An officer inside the command center of the Don-2-N multirole radar near the town of Sofrino in the Moscow Region.Kirill Kallinikov / RIA Novosti
The Russian Defence Ministry is set to restore a radar station in Crimea which will detect missiles launched from the Black and Mediterranean seas, the Izvestiya daily newspaper reports.
The radar station for Russia's missile warning system (MWS) on the peninsula will be capable of identifying the launch of ballistic, winged and supersonic warheads. The new MWS element will increase Russia's defence capacity south and southwest of the country.
"In the last few years NATO has increased activity of its ships in the Mediterranean and Black seas and deployed an additional navy unit to the naval base in Rota, Spain,” explained Viktor Murakhovsky, editor-in-chief of the Arsenal Otechestva (Arsenal of the Fatherland) magazine.
“The base not only has anti-missile systems but also cruise missiles that can be used against Russia. Moscow must react to such things," he said.

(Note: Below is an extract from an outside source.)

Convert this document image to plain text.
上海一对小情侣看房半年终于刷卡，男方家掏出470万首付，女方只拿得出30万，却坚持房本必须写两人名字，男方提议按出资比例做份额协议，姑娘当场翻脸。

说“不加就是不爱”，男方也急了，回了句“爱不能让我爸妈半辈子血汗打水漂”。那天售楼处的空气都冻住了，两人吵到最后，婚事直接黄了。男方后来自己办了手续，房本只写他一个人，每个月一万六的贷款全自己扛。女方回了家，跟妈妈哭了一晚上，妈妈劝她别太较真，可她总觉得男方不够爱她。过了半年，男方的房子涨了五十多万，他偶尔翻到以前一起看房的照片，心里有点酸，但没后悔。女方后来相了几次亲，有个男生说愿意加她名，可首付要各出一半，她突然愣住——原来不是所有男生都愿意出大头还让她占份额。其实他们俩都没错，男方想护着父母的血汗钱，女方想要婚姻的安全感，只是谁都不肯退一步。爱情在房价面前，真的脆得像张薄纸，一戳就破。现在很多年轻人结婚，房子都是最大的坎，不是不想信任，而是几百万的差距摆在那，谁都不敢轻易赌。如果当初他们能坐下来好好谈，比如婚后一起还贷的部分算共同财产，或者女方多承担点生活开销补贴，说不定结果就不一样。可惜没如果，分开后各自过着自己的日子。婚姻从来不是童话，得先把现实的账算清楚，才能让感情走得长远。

In 2013, Murakhovsky said, Russia registered the firing of middle and long-range missile targets by Israel as part of a test of the country's air defence system.
"From a military-technical point of view, it is clear that it is easy to place a warhead on such objects and from a ‘target’ the missile turns into a real weapon," said Murakhovsky.
He believes that Moscow's main concerns arise from the United States’ deployment of an European anti-missile system in Romania.
"The new base is supplied with the Aegis Ashore System with the MK-41 universal ship firing systems that can be used for launching missiles. Moscow cannot determine what the MK-41s are equipped with: the SM-3 air defence missile or the Tomahawk winged missiles," said Murakhovsky.
According to an expert in Russia's defence industry, the government is currently discussing a future missile warning system.
"Now there is the issue of either destroying everything and starting from scratch or transferring a part of the MWS near Irkutsk [3,200 miles east of Moscow – RIR] and rebuilding the station," explained the expert, speaking on condition of anonymity.
In the first case, the detection distance of the target can reach 6,000 kilometres (3,700 miles), and in the second – up to 2,500 kilometres, he opined.
Source: Nikolay Korolev
"The MWS equipment near Irkutsk has aged but is still capable of carrying out necessary objectives, that is, following missiles launched in the Black and Mediterranean seas. Both possibilities are acceptable," the expert said.
He also noted that negotiations are now on between the producer and the Defence Ministry, after which the government will officially announce the project's launch. The cost of the new station is estimated at between 1.5 and 2 billion rubles ($23-31 million – RIR).
"The new MWS stations are easily scalable. You can expand the antennae field and direct it at areas from which, according to the government, there can be a security threat," he added.
Russia has been modernizing its missile warning systems since 2000. To guarantee security for its borders, Moscow needs to replace its old Soviet stations, as well as the ones lost in the Baltic States, Ukraine and Belarus, after the fall of the USSR.
A new MWS was deployed in 2008 in the settlement of Lekhtusi near St. Petersburg. It is of the Voronezh type, capable of detecting all air and space objects from the coasts of Morocco to Spitsbergen, an island in the Svalbard archipelago in the Arctic Ocean.
The second station was launched in 2009 in Armavir in Krasnodar Territory (870 miles south of Moscow). This unit is responsible for monitoring the area from North Africa to India.
Equivalent MWSs are also deployed in the in the Pionersk settlement of Kaliningrad Region (800 miles west of Moscow) and near Irkutsk. The first follows missile activity in the "western" areas, the second – in areas from China to America's west coast.
The Russian Defence Ministry has plans to build other stations in Krasnoyarsk (2,600 miles east of Moscow), in Altai (2,400 miles east of Moscow), in Orsk (1,100 miles east of Moscow) and near Vorkuta (1,200 miles northeast of Moscow).